Terlihat ada yang membersihkan kaca, bola-bola, sampai ada juga yang berlarian untuk mengepel lantai lapangan yang luas ini.
Yahh, meskipun terdengar banyak yang mengeluh karena tidak ikhlas melakukannya.
Pria itu menepuk pundak kiri Bima dan membuat Bima melirik ke arahnya,
"Bagus! Kelas paling bandel di sekolah ini bisa kamu bujuk buat ikutan kerja bakti." ucapnya.Bima memasukkan kedua tangan di dalam saku,
"Ini pembuktian, kalau saya benar-benar serius dengan apa yang saya inginkan." balas Bima sengit."Menjadi penerus sekaligus kepala atau guru di sekolah ini akan menjamin kehidupanmu."
"Jadi, apakah keinginan saya tidak akan menjamin kehidupan saya?" sahut Bima membuat tangan pria itu terlepas dari atas pundaknya.
"Saya sudah bersabar ketika anda membuat perjanjian tentang magang di tempat ini. Tapi untuk menjadi penerus atau sebagainya, meskipun anda sebagai kakak saya berusaha keras untuk membujuk. Maaf, Pak Dewa, saya sama sekali tidak berminat."
Orang bernama Puntadewa Johannes, pria berumur 33 tahun yang notabene penerus kedua dari SMK Bangsa, menatap datar punggung adiknya yang mulai pergi menjauhi tempat di mana dia berdiri.
Dia masih tidak habis pikir. Bima sudah diberikan kehidupan yang enak dari usaha mendirikan sekolah dari ayah mereka. Namun bukannya menikmati dan meneruskan perjuangan beliau seperti yang dilakukan Dewa, Bima justru memilih hal yang menurut Dewa hanya akan membuang waktu tanpa mengasilkan sesuatu untuk masa depan Bima sendiri.
🍑🍑🍑
Di saat banyak orang sibuk dengan tugas mereka, Bima yang sedang berjalan perlahan mendengar percakapan antara tiga siswa yang berhenti melakukan aktivitas bersih-bersihnya, Bima pun memutuskan untuk mendekat.
"Wah, iya ya. Senja emang cantik." ucap Dido seraya membenahi letak kacamata yang ia pakai saat mengamati setiap senti wajah gadis yang sedang mereka bincangkan.
"Kalo aja sering senyum, pasti idaman deh." sahut Rio.
Seorang Sena sedang menumpu dagu di punggung tangan yang menggenggam atas gagang sapunya langsung melirik Rio.
"Dia sering senyum kok ke Rere."
Cowok itu kembali melihat Senja.
"Senyum Senja dijadiin taruhan.

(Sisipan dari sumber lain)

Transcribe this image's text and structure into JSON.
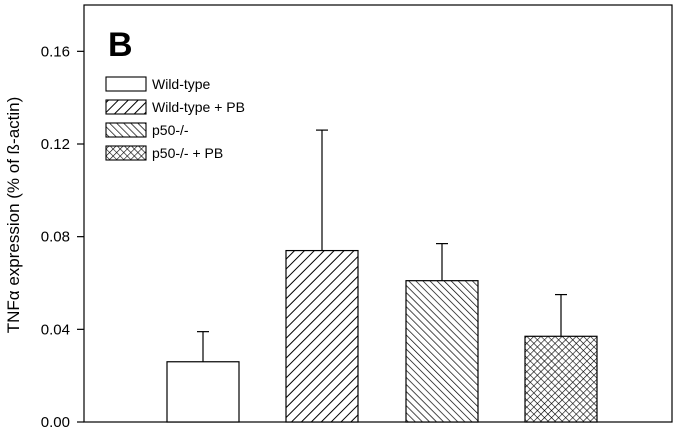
{
  "chart_data": {
    "type": "bar",
    "panel_label": "B",
    "ylabel": "TNFα expression (% of ß-actin)",
    "xlabel": "",
    "ylim": [
      0,
      0.18
    ],
    "yticks": [
      "0.00",
      "0.04",
      "0.08",
      "0.12",
      "0.16"
    ],
    "ytick_values": [
      0,
      0.04,
      0.08,
      0.12,
      0.16
    ],
    "grid": false,
    "legend_position": "top-left",
    "categories": [
      "Wild-type",
      "Wild-type + PB",
      "p50-/-",
      "p50-/- + PB"
    ],
    "values": [
      0.026,
      0.074,
      0.061,
      0.037
    ],
    "errors": [
      0.013,
      0.052,
      0.016,
      0.018
    ],
    "patterns": [
      "none",
      "diagonal-wide",
      "diagonal-narrow",
      "crosshatch"
    ]
  }
}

Kalian mau bantu gue?" lanjut Sena.
Kaki Bima berhenti sedetik setelah Sena mengucapkan kalimat itu. Entah kenapa Bima penasaran dengan apa yang akan direncanakan bocah satu ini.
"Lah, apa untungnya buat kita coba?" cibir Rio.
Sena segera menegakkan badannya,
"Kalo gue menang taruhan itu, kalian bakal gue kasih free di warnet sampai kita lulus." ujarnya.Dido langsung menyentuh lengan Rio dengan ujung sikunya dan membuat cowok itu menoleh lalu mengeryitkan keningnya.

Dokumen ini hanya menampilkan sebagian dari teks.